Budget Fails to Keep Province’s Key Promise to Protect and Invest in Public Services
Mar 12, 2018
Today, Manitoba Finance Minister Cameron Friesen unveiled this government’s third budget since the April 2016 election.
The Budget, titled Keeping Our Promises, brings a reduction in ambulance fees for Manitobans; some much-needed investment in the province’s FleetNet emergency communications system; and a commitment to build five new schools using public funding instead of the risky and costly P3 privatization schemes that the government had been contemplating.
Unfortunately, today’s budget also brings a significant $152-million cut in highway infrastructure spending, a health care spending increase of just 0.9 per cent (which will result in cuts because it’s lower than the rate of inflation), as well as a $5.4 million cut to operating grants for colleges and universities.
The budget showed very little in the way of investments in the civil service, where the government continues with their plan to cut 1,200 jobs.
“It’s ironic that the title of today’s budget is Keeping our Promises because the key commitment from the Premier before, and shortly after, the election was to protect public services and the people who provide them,” said MGEU President Michelle Gawronsky. “Instead, we have seen a steady erosion of funding that's putting services at risk. That’s not what Manitobans want and it’s not what the Premier promised them.”
The MGEU’s five Budget 2018 priorities were for the government to protect public services; keep services public; end the cuts to health care; protect public pensions; and ensure a balanced approach to budgeting over a reasonable timeframe.

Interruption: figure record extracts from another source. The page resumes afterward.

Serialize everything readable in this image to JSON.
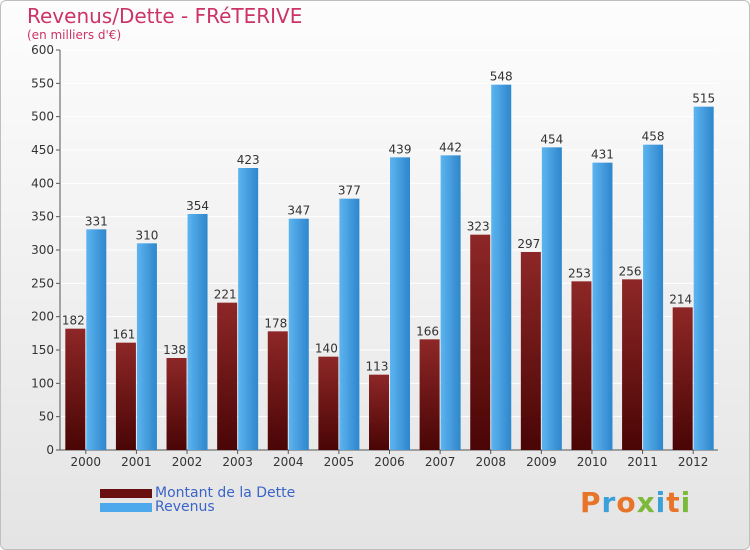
{
  "chart_data": {
    "type": "bar",
    "title": "Revenus/Dette - FRéTERIVE",
    "subtitle": "(en milliers d'€)",
    "categories": [
      "2000",
      "2001",
      "2002",
      "2003",
      "2004",
      "2005",
      "2006",
      "2007",
      "2008",
      "2009",
      "2010",
      "2011",
      "2012"
    ],
    "series": [
      {
        "name": "Montant de la Dette",
        "color": "#7a1a1a",
        "values": [
          182,
          161,
          138,
          221,
          178,
          140,
          113,
          166,
          323,
          297,
          253,
          256,
          214
        ]
      },
      {
        "name": "Revenus",
        "color": "#4ea8ec",
        "values": [
          331,
          310,
          354,
          423,
          347,
          377,
          439,
          442,
          548,
          454,
          431,
          458,
          515
        ]
      }
    ],
    "ylim": [
      0,
      600
    ],
    "yticks": [
      0,
      50,
      100,
      150,
      200,
      250,
      300,
      350,
      400,
      450,
      500,
      550,
      600
    ],
    "grid": true,
    "legend_position": "bottom-left"
  },
  "logo": {
    "text": "Proxiti",
    "colors": [
      "#e8742a",
      "#3ca0d8",
      "#e8742a",
      "#7cb83a",
      "#3ca0d8",
      "#e8742a",
      "#7cb83a"
    ]
  }
}
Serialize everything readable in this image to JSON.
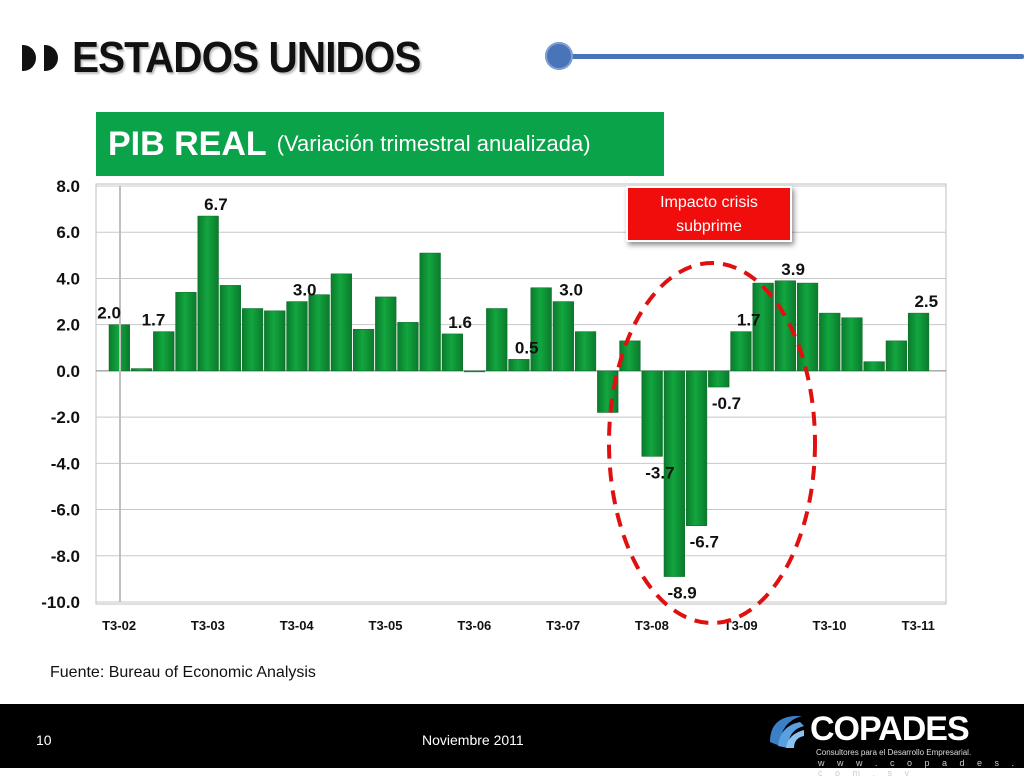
{
  "slide": {
    "title": "ESTADOS UNIDOS",
    "chart_heading": "PIB REAL",
    "chart_subheading": "(Variación trimestral anualizada)",
    "source": "Fuente: Bureau of Economic Analysis",
    "page_number": "10",
    "date": "Noviembre 2011",
    "callout_line1": "Impacto crisis",
    "callout_line2": "subprime"
  },
  "logo": {
    "name": "COPADES",
    "tagline": "Consultores para el Desarrollo Empresarial.",
    "url": "w w w . c o p a d e s . c o m . s v"
  },
  "colors": {
    "bar": "#12a63f",
    "heading_bg": "#0aa34a",
    "accent_line": "#4a74b8",
    "callout_bg": "#f20d0d",
    "ellipse": "#e01010"
  },
  "chart_data": {
    "type": "bar",
    "ylim": [
      -10,
      8
    ],
    "yticks": [
      "8.0",
      "6.0",
      "4.0",
      "2.0",
      "0.0",
      "-2.0",
      "-4.0",
      "-6.0",
      "-8.0",
      "-10.0"
    ],
    "ytick_values": [
      8,
      6,
      4,
      2,
      0,
      -2,
      -4,
      -6,
      -8,
      -10
    ],
    "xtick_labels": [
      "T3-02",
      "T3-03",
      "T3-04",
      "T3-05",
      "T3-06",
      "T3-07",
      "T3-08",
      "T3-09",
      "T3-10",
      "T3-11"
    ],
    "xtick_index": [
      0,
      4,
      8,
      12,
      16,
      20,
      24,
      28,
      32,
      36
    ],
    "values": [
      2.0,
      0.1,
      1.7,
      3.4,
      6.7,
      3.7,
      2.7,
      2.6,
      3.0,
      3.3,
      4.2,
      1.8,
      3.2,
      2.1,
      5.1,
      1.6,
      0.0,
      2.7,
      0.5,
      3.6,
      3.0,
      1.7,
      -1.8,
      1.3,
      -3.7,
      -8.9,
      -6.7,
      -0.7,
      1.7,
      3.8,
      3.9,
      3.8,
      2.5,
      2.3,
      0.4,
      1.3,
      2.5
    ],
    "data_labels": [
      {
        "index": 0,
        "text": "2.0"
      },
      {
        "index": 2,
        "text": "1.7"
      },
      {
        "index": 4,
        "text": "6.7"
      },
      {
        "index": 8,
        "text": "3.0"
      },
      {
        "index": 15,
        "text": "1.6"
      },
      {
        "index": 18,
        "text": "0.5"
      },
      {
        "index": 20,
        "text": "3.0"
      },
      {
        "index": 24,
        "text": "-3.7"
      },
      {
        "index": 25,
        "text": "-8.9"
      },
      {
        "index": 26,
        "text": "-6.7"
      },
      {
        "index": 27,
        "text": "-0.7"
      },
      {
        "index": 28,
        "text": "1.7"
      },
      {
        "index": 30,
        "text": "3.9"
      },
      {
        "index": 36,
        "text": "2.5"
      }
    ],
    "grid": true
  }
}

“MGEU members are already feeling the pressure of shortages in staff and funding,” Gawronsky said. “While some Manitobans will see some welcome news in this budget, there are quite a few cuts here for our members, particularly in long-term care, highways, and post-secondary education.”
Highlights from the budget:
- A series of cuts to personal and business taxes. The cuts, which will take $159 million from public services annually, are offset by a carbon tax (on gas, diesel, natural gas and propane) that effectively raises total taxation revenue by $118 million this fiscal year.
- A reduction in highways spending by $152 million, dropping it to $350 million from $502 million last year.
- Ambulance fees will be reduced a further $85 to $340, and 60 full-time paramedic positions will be created.
- Spending increases to health and education are below the rate of inflation, which raises the prospect of service cuts or staff reductions or both.
- $2.3 million cut from long-term care services.
- 1,200 Civil Service jobs will continue to be cut, including positions in highway engineering, workplace safety and health, crime prevention and community corrections.
- Government is moving forward with the possible privatization of government air services, including LifeFlight and forest fire water bombers.